Une autre condition, lointaine mais nécessaire, de la préparation  à la célébration liturgique est celle de pratiquer l’art de bien travailler : saint Benoît  dit que le moine est vraiment moine quand il travaille de ses mains (Ch.48). Travailler de tout son cœur, du mieux que l’on puisse, c’est apprendre à donner le meilleur de soi-même, quelle que soit l’activité, dont la fin est toujours en Dieu. Une aînée de nos communautés disait : ne croyez pas que si vous bâclez votre travail pour courir à la prière, vous pourrez prier : qui bâcle son travail bâcle sa prière.
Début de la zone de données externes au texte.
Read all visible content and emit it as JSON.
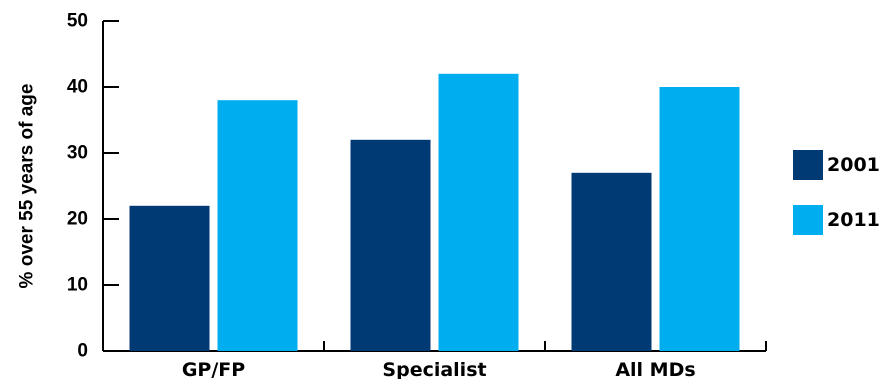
{
  "chart_data": {
    "type": "bar",
    "title": "",
    "xlabel": "",
    "ylabel": "% over 55 years of age",
    "categories": [
      "GP/FP",
      "Specialist",
      "All MDs"
    ],
    "series": [
      {
        "name": "2001",
        "values": [
          22,
          32,
          27
        ],
        "color": "#003a75"
      },
      {
        "name": "2011",
        "values": [
          38,
          42,
          40
        ],
        "color": "#00aeef"
      }
    ],
    "ylim": [
      0,
      50
    ],
    "yticks": [
      0,
      10,
      20,
      30,
      40,
      50
    ],
    "grid": false,
    "legend": "right"
  }
}
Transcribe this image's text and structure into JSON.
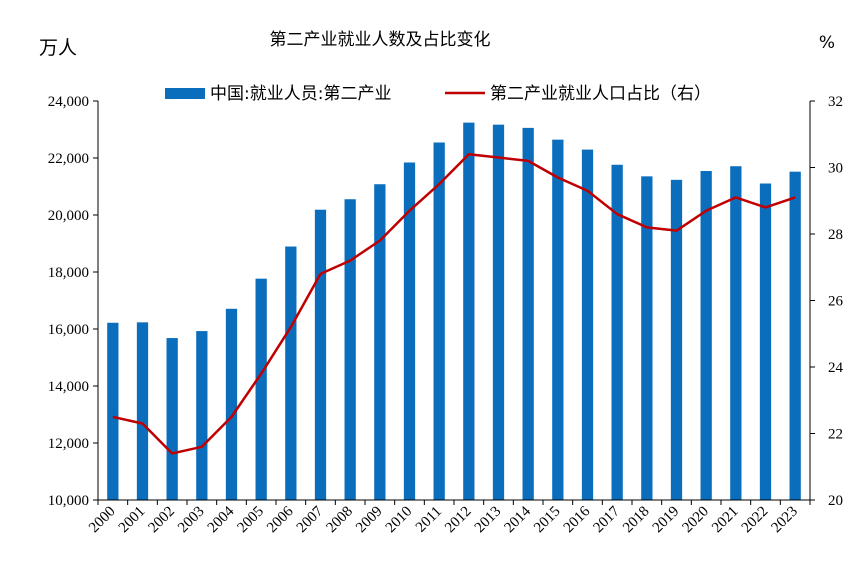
{
  "chart_data": {
    "type": "bar+line",
    "title": "第二产业就业人数及占比变化",
    "left_unit": "万人",
    "right_unit": "%",
    "categories": [
      "2000",
      "2001",
      "2002",
      "2003",
      "2004",
      "2005",
      "2006",
      "2007",
      "2008",
      "2009",
      "2010",
      "2011",
      "2012",
      "2013",
      "2014",
      "2015",
      "2016",
      "2017",
      "2018",
      "2019",
      "2020",
      "2021",
      "2022",
      "2023"
    ],
    "series": [
      {
        "name": "中国:就业人员:第二产业",
        "type": "bar",
        "axis": "left",
        "color": "#0a6ebd",
        "values": [
          16219,
          16234,
          15682,
          15927,
          16709,
          17766,
          18894,
          20186,
          20553,
          21080,
          21842,
          22544,
          23241,
          23170,
          23057,
          22644,
          22295,
          21762,
          21356,
          21234,
          21543,
          21712,
          21105,
          21520
        ]
      },
      {
        "name": "第二产业就业人口占比（右）",
        "type": "line",
        "axis": "right",
        "color": "#c00000",
        "values": [
          22.5,
          22.3,
          21.4,
          21.6,
          22.5,
          23.8,
          25.2,
          26.8,
          27.2,
          27.8,
          28.7,
          29.5,
          30.4,
          30.3,
          30.2,
          29.7,
          29.3,
          28.6,
          28.2,
          28.1,
          28.7,
          29.1,
          28.8,
          29.1
        ]
      }
    ],
    "left_axis": {
      "min": 10000,
      "max": 24000,
      "step": 2000,
      "tick_labels": [
        "10,000",
        "12,000",
        "14,000",
        "16,000",
        "18,000",
        "20,000",
        "22,000",
        "24,000"
      ]
    },
    "right_axis": {
      "min": 20,
      "max": 32,
      "step": 2,
      "tick_labels": [
        "20",
        "22",
        "24",
        "26",
        "28",
        "30",
        "32"
      ]
    },
    "grid": false,
    "legend_position": "top-center"
  }
}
(…) La prière commune décentre notre cœur et nous ouvre à l’œuvre de création que le Seigneur veut faire en nous et par nous. Celui qui se laisse conduire par la liturgie de l’Eglise apprend à conduire sa vie sous le regard de Dieu. Il apprend jour après jour, à laisser Dieu le conduire, par des chemins qu’il n’avait pas toujours prévu. Des chemins s’ouvrent dans son cœur, dit le psaume 83.

Sœur Fabienne Hyon, osb, Monastère de St-Thierry (51)

Extrait de l’article « Se préparer à la liturgie », paru dans la revue Caecilia (Eglise catholique en Alsace) Janvier 2014.